Hacker News new | ask | show | jobs
by BeeOnRope 2307 days ago
The thing about needing cpuid isnt true except perhaps on some older AMD hardware.

lfence works as a execution barrier and has an explicit cost of only a few cycles. You can accurately time a region with something like:

    lfence
    rdtsc
    lfence
    // timed region
    lfence
    rdtsc
This will give you accurate timing with some offset (i.e. even with an empty region you get a result on the order of 25-40 cycles), which you can mostly subtract out.

Carefully done you can get results down to a nanosecond or so.

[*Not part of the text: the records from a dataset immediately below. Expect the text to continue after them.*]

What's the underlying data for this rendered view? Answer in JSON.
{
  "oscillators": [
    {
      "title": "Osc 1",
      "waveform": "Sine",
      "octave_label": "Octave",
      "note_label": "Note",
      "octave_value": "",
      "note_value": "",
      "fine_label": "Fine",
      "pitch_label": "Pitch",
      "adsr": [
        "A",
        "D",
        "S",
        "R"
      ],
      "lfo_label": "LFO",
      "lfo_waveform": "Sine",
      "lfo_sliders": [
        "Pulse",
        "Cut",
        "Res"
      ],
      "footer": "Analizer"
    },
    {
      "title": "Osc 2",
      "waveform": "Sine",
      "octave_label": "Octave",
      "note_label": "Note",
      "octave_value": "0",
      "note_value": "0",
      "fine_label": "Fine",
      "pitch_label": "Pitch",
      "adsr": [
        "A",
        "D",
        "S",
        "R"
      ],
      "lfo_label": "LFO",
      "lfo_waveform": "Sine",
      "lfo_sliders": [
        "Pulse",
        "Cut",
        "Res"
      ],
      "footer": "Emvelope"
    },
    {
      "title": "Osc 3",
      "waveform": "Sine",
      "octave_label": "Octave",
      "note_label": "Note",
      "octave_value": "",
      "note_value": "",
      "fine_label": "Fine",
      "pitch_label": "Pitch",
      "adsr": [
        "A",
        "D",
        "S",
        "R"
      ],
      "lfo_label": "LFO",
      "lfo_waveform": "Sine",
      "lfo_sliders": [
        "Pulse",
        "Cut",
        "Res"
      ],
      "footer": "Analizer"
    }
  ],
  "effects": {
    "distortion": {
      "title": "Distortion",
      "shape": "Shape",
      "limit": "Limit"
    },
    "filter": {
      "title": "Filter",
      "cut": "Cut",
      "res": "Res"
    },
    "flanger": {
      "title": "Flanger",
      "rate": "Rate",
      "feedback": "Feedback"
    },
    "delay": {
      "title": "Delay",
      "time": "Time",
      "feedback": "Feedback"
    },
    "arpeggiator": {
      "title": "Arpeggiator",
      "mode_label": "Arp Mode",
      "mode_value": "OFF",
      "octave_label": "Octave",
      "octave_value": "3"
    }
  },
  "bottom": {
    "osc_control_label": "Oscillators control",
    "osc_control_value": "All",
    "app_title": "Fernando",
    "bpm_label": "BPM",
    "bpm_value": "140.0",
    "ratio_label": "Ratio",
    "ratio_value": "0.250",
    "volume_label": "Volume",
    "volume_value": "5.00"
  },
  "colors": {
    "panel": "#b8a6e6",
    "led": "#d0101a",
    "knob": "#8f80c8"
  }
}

rdtscp has few advantages over lfence + rdtsc, and arguably some disadvantages (you can control where the implied fence goes).

1 comments

Specifically, the Intel manual makes the following important points, one involving an `mfence;lfence` combo:

* If software requires RDTSC to be executed only after all previous instructions have executed and all previous loads are globally visible, it can execute LFENCE immediately before RDTSC.

* If software requires RDTSC to be executed only after all previous instructions have executed and all previous loads and stores are globally visible, it can execute the sequence MFENCE;LFENCE immediately before RDTSC.

* If software requires RDTSC to be executed prior to execution of any subsequent instruction (including any memory accesses), it can execute the sequence LFENCE immediately after RDTSC. This instruction was introduced by the Pentium processor.

rdtscp is usually a bit more disruptive, and cpuid is probably 100 or 1000 times more disruptive.